Dalam konteks mereduksi atau mengeliminasi ancaman Covid-19 terhadap seluruh rakyat, kebutuhan dan pengadaan akan vaksin penangkal virus korona idealnya menjadi beban investasi negara. Sebab, negara akan kuat jika rakyatnya tangguh dan kompetitif karena imunitasnya yang mumpuni. Jadi, pemberian vaksin korona kepada seluruh rakyat patut dipahami sebagai bagian dari upaya membangun dan mewujudkan ketahanan nasional.

Virus korona penyebab sakit Covid -9 muncul karena kerusakan ekologis. Sudah lebih dari setengah abad manusia modern menyadari rusaknya lingkungan hidup. Namun, kesadaran itu tak juga mampu mencegah kerusakan ekosistem tumbuhan dan ekosistem hewan, termasuk gagal mencegah pencemaran air dan pencemaran udara. Keterkaitan antara sumber virus atau penyakit dengan kerusakan ekosistem sudah berulang-ulang diingatkan oleh para ilmuwan.

Sejumlah penelitian di tahun-tahun terdahulu sudah mengindikasikan bahwa munculnya sejumlah virus yang mengganggu kesehatan manusia bersumber dari kegiatan manusia merusak keseimbangan alam. Kegiatan merambah hutan yang marak memungkinkan patogen atau mikroorganisme parasit pada beragam satwa liar berpindah ke manusia. Mikroorganisme parasit itulah yang menjadi penyebab atau sumber beragam penyakit.

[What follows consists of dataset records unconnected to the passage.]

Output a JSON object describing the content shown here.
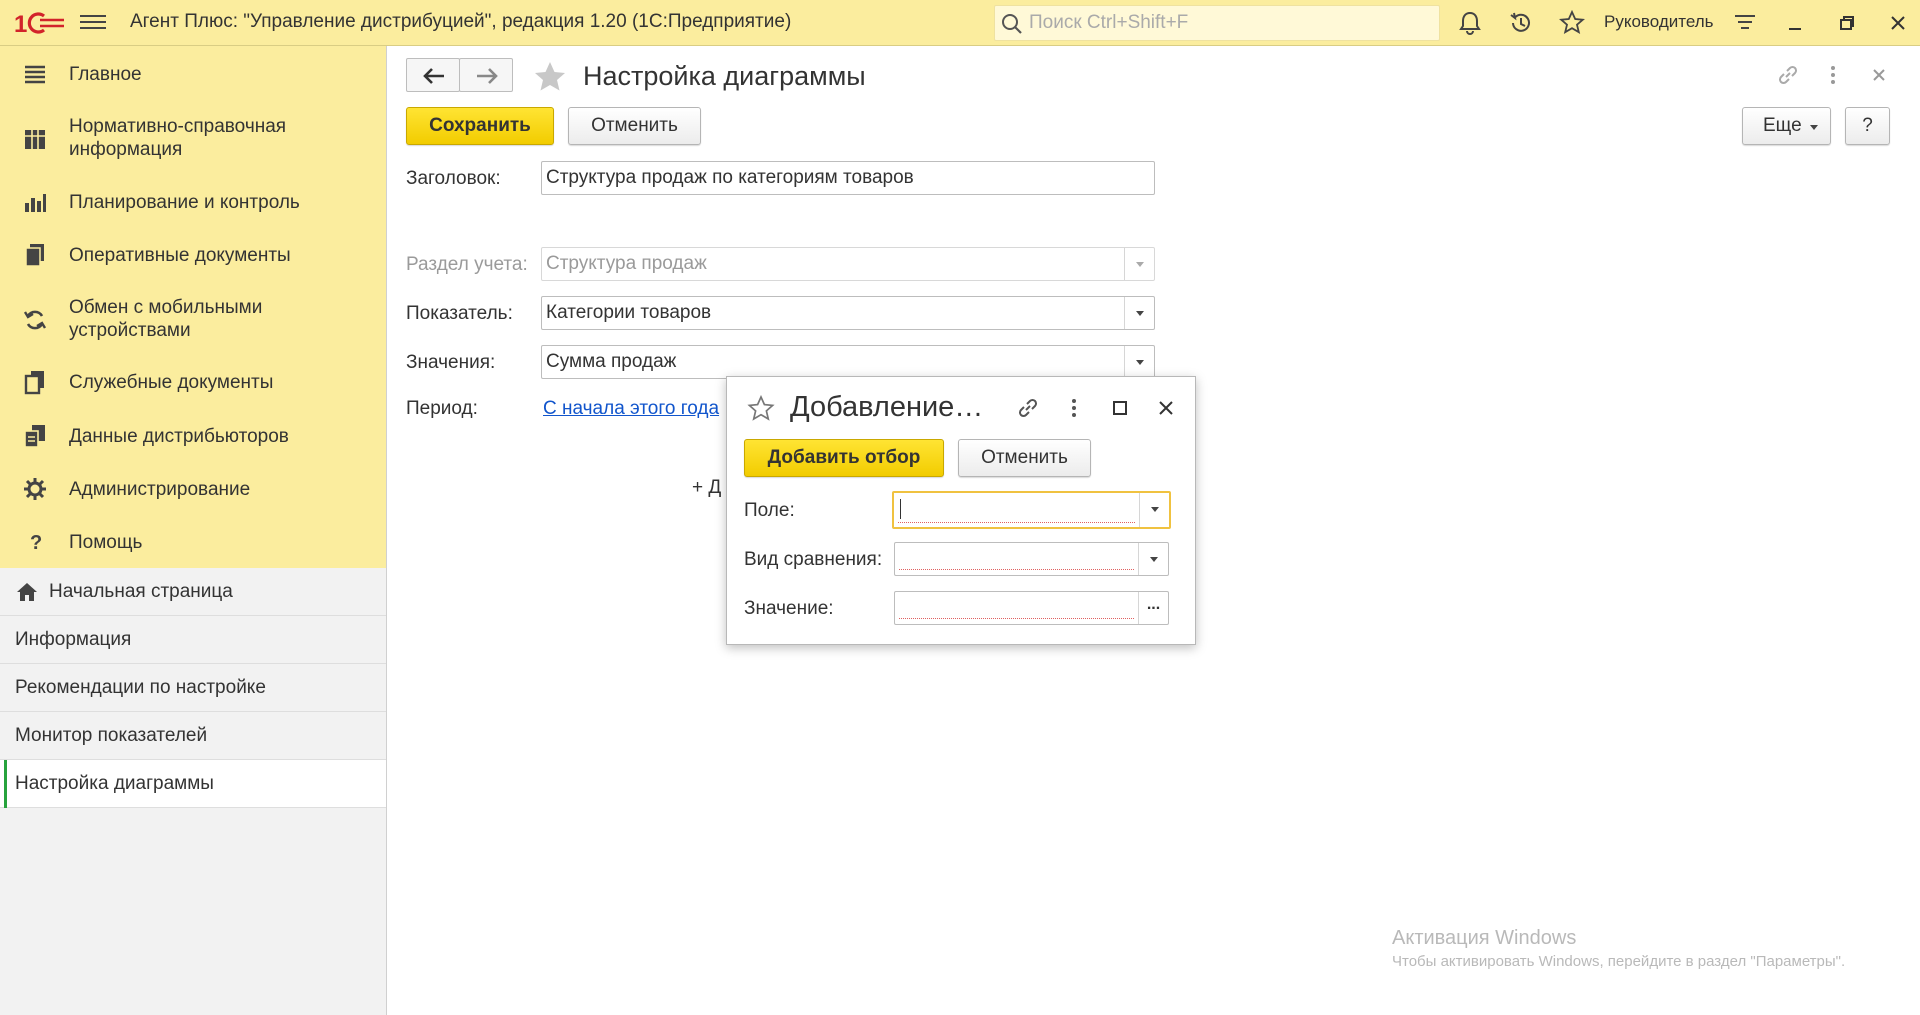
{
  "topbar": {
    "logo": "1С",
    "title": "Агент Плюс: \"Управление дистрибуцией\", редакция 1.20  (1С:Предприятие)",
    "search_placeholder": "Поиск Ctrl+Shift+F",
    "user": "Руководитель",
    "icons": [
      "bell-icon",
      "history-icon",
      "star-icon",
      "settings-icon",
      "minimize-icon",
      "restore-icon",
      "close-icon"
    ]
  },
  "sidebar": {
    "sections": [
      {
        "label": "Главное",
        "icon": "menu-icon"
      },
      {
        "label": "Нормативно-справочная информация",
        "icon": "catalog-icon"
      },
      {
        "label": "Планирование и контроль",
        "icon": "chart-icon"
      },
      {
        "label": "Оперативные документы",
        "icon": "documents-icon"
      },
      {
        "label": "Обмен с мобильными устройствами",
        "icon": "sync-icon"
      },
      {
        "label": "Служебные документы",
        "icon": "service-docs-icon"
      },
      {
        "label": "Данные дистрибьюторов",
        "icon": "distributor-icon"
      },
      {
        "label": "Администрирование",
        "icon": "gear-icon"
      },
      {
        "label": "Помощь",
        "icon": "help-icon"
      }
    ],
    "open_windows": [
      {
        "label": "Начальная страница",
        "home": true
      },
      {
        "label": "Информация"
      },
      {
        "label": "Рекомендации по настройке"
      },
      {
        "label": "Монитор показателей"
      },
      {
        "label": "Настройка диаграммы",
        "active": true
      }
    ]
  },
  "form": {
    "title": "Настройка диаграммы",
    "save_label": "Сохранить",
    "cancel_label": "Отменить",
    "more_label": "Еще",
    "help_label": "?",
    "fields": {
      "title_label": "Заголовок:",
      "title_value": "Структура продаж по категориям товаров",
      "section_label": "Раздел учета:",
      "section_value": "Структура продаж",
      "indicator_label": "Показатель:",
      "indicator_value": "Категории товаров",
      "values_label": "Значения:",
      "values_value": "Сумма продаж",
      "period_label": "Период:",
      "period_value": "С начала этого года"
    },
    "add_text": "+ Д"
  },
  "dialog": {
    "title": "Добавление…",
    "add_label": "Добавить отбор",
    "cancel_label": "Отменить",
    "field_label": "Поле:",
    "field_value": "",
    "compare_label": "Вид сравнения:",
    "compare_value": "",
    "value_label": "Значение:",
    "value_value": "",
    "dots": "..."
  },
  "watermark": {
    "line1": "Активация Windows",
    "line2": "Чтобы активировать Windows, перейдите в раздел \"Параметры\"."
  },
  "colors": {
    "panel_yellow": "#fbed9e",
    "button_yellow": "#f5d200",
    "link_blue": "#1155cc",
    "active_marker": "#27a33d"
  }
}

Rusaknya keseimbangan alam juga disebabkan ulah manusia modern melakukan pencemaran. Salah satu contoh korban pencemaran adalah berita kematian ikan paus jenis Sperm wale sepanjang 9,6 meter yang terdampar di perairan Wakatobi, Sulawesi Tenggara pada November 2018. Dari dalam perut ikan paus itu, tersimpan sampah plastik seberat 5,9 kg. Kasus serupa ditemukan di berbagai belahan dunia dan itu semua sudah cukup jelas menggambarkan tingginya derajat pencemaran di laut. Pencemaran tak terhindarkan karena semua sampah plastik terurai menjadi butiran kecil, untuk kemudian masuk ke tubuh manusia melalui air minum, makanan laut dan garam.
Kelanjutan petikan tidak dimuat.